Experience and advice
Paxos
“We ended up reducing our monthly Snowflake spend by a little over 50%” just by reconfiguring SQL query logic to be more efficient, Mike Moyer, data engineer at Paxos shared. His team noted that simple improvements like changing a sum to be incremental rather than fully recalculated had a huge impact when extended to tens of thousands of rows every time the model is run.
The Paxos team's advice: Start optimization early and look for big wins first. The faster you get started, the sooner these savings kick into gear. Even if an optimization is seemingly obvious or unsophisticated, taking the time to improve these basic efficiencies can produce significant savings.
Total Wine
When the Total Wine team transitioned to dbt Cloud, they rebuilt their data pipelines from the ground up.
During this rebuild, Total Wine rewrote code that recalculated the same models many times over. They also centralized their entire code base. This consolidation improved the efficiency of the code itself and the efficiency with which teams could work with it.
“We were able to save around 10 to 15 percent” just through centralization, said Pratik Vij, senior manager of data engineering at Total Wine.

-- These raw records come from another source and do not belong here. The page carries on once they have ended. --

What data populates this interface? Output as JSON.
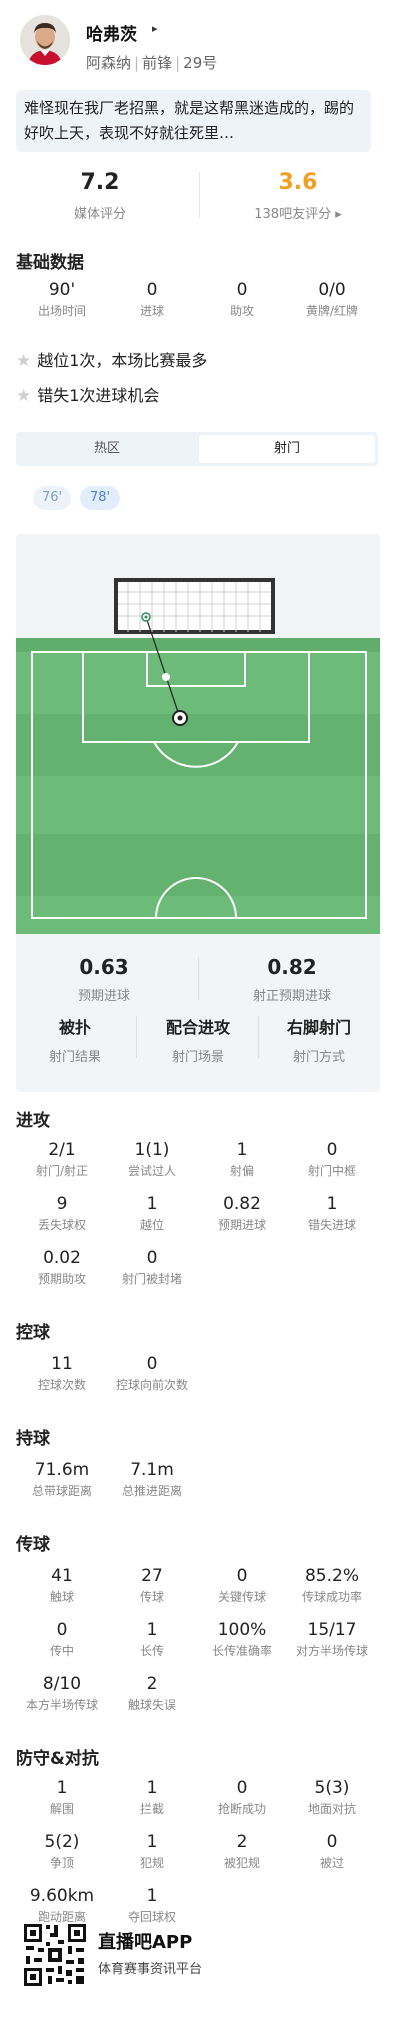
{
  "player": {
    "name": "哈弗茨",
    "caret": "▸",
    "club": "阿森纳",
    "position": "前锋",
    "number": "29号"
  },
  "comment": "难怪现在我厂老招黑，就是这帮黑迷造成的，踢的好吹上天，表现不好就往死里…",
  "ratings": {
    "media": {
      "value": "7.2",
      "label": "媒体评分"
    },
    "fans": {
      "value": "3.6",
      "label": "138吧友评分 ▸",
      "color": "#f0a020"
    }
  },
  "basic": {
    "title": "基础数据",
    "stats": [
      {
        "value": "90'",
        "label": "出场时间"
      },
      {
        "value": "0",
        "label": "进球"
      },
      {
        "value": "0",
        "label": "助攻"
      },
      {
        "value": "0/0",
        "label": "黄牌/红牌"
      }
    ]
  },
  "highlights": [
    "越位1次，本场比赛最多",
    "错失1次进球机会"
  ],
  "tabs": [
    {
      "label": "热区",
      "active": false
    },
    {
      "label": "射门",
      "active": true
    }
  ],
  "shot_times": [
    {
      "label": "76'",
      "active": false
    },
    {
      "label": "78'",
      "active": true
    }
  ],
  "shot": {
    "xg": {
      "value": "0.63",
      "label": "预期进球"
    },
    "xgot": {
      "value": "0.82",
      "label": "射正预期进球"
    },
    "result": {
      "value": "被扑",
      "label": "射门结果"
    },
    "situation": {
      "value": "配合进攻",
      "label": "射门场景"
    },
    "body_part": {
      "value": "右脚射门",
      "label": "射门方式"
    }
  },
  "sections": [
    {
      "title": "进攻",
      "rows": [
        [
          {
            "value": "2/1",
            "label": "射门/射正"
          },
          {
            "value": "1(1)",
            "label": "尝试过人"
          },
          {
            "value": "1",
            "label": "射偏"
          },
          {
            "value": "0",
            "label": "射门中框"
          }
        ],
        [
          {
            "value": "9",
            "label": "丢失球权"
          },
          {
            "value": "1",
            "label": "越位"
          },
          {
            "value": "0.82",
            "label": "预期进球"
          },
          {
            "value": "1",
            "label": "错失进球"
          }
        ],
        [
          {
            "value": "0.02",
            "label": "预期助攻"
          },
          {
            "value": "0",
            "label": "射门被封堵"
          }
        ]
      ]
    },
    {
      "title": "控球",
      "rows": [
        [
          {
            "value": "11",
            "label": "控球次数"
          },
          {
            "value": "0",
            "label": "控球向前次数"
          }
        ]
      ]
    },
    {
      "title": "持球",
      "rows": [
        [
          {
            "value": "71.6m",
            "label": "总带球距离"
          },
          {
            "value": "7.1m",
            "label": "总推进距离"
          }
        ]
      ]
    },
    {
      "title": "传球",
      "rows": [
        [
          {
            "value": "41",
            "label": "触球"
          },
          {
            "value": "27",
            "label": "传球"
          },
          {
            "value": "0",
            "label": "关键传球"
          },
          {
            "value": "85.2%",
            "label": "传球成功率"
          }
        ],
        [
          {
            "value": "0",
            "label": "传中"
          },
          {
            "value": "1",
            "label": "长传"
          },
          {
            "value": "100%",
            "label": "长传准确率"
          },
          {
            "value": "15/17",
            "label": "对方半场传球"
          }
        ],
        [
          {
            "value": "8/10",
            "label": "本方半场传球"
          },
          {
            "value": "2",
            "label": "触球失误"
          }
        ]
      ]
    },
    {
      "title": "防守&对抗",
      "rows": [
        [
          {
            "value": "1",
            "label": "解围"
          },
          {
            "value": "1",
            "label": "拦截"
          },
          {
            "value": "0",
            "label": "抢断成功"
          },
          {
            "value": "5(3)",
            "label": "地面对抗"
          }
        ],
        [
          {
            "value": "5(2)",
            "label": "争顶"
          },
          {
            "value": "1",
            "label": "犯规"
          },
          {
            "value": "2",
            "label": "被犯规"
          },
          {
            "value": "0",
            "label": "被过"
          }
        ],
        [
          {
            "value": "9.60km",
            "label": "跑动距离"
          },
          {
            "value": "1",
            "label": "夺回球权"
          }
        ]
      ]
    }
  ],
  "footer": {
    "app_name": "直播吧APP",
    "app_subtitle": "体育赛事资讯平台"
  },
  "colors": {
    "pitch_green": "#6cbb78",
    "pitch_stripe": "#63b26f",
    "fans_rating": "#f0a020",
    "accent_blue": "#4a83d6"
  }
}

The Total Wine team’s advice: When taking on an optimization task, divide the task into components: e.g., data ingestions, storage, transformation, and visualization. Then, set up dashboards for each component and optimize your workflows based on the biggest impact you can find. Finally, engage with various stakeholders to find the best solutions for the optimization at hand.
Sharp Healthcare
At Sharp Healthcare, the optimization effort wasn’t about saving money – their expenditures stayed flat. Instead, it was about doing more with the same price. With dbt Cloud, the team unlocked new possibilities for delivering value. The IDE and the new CI/CD process were especially impactful.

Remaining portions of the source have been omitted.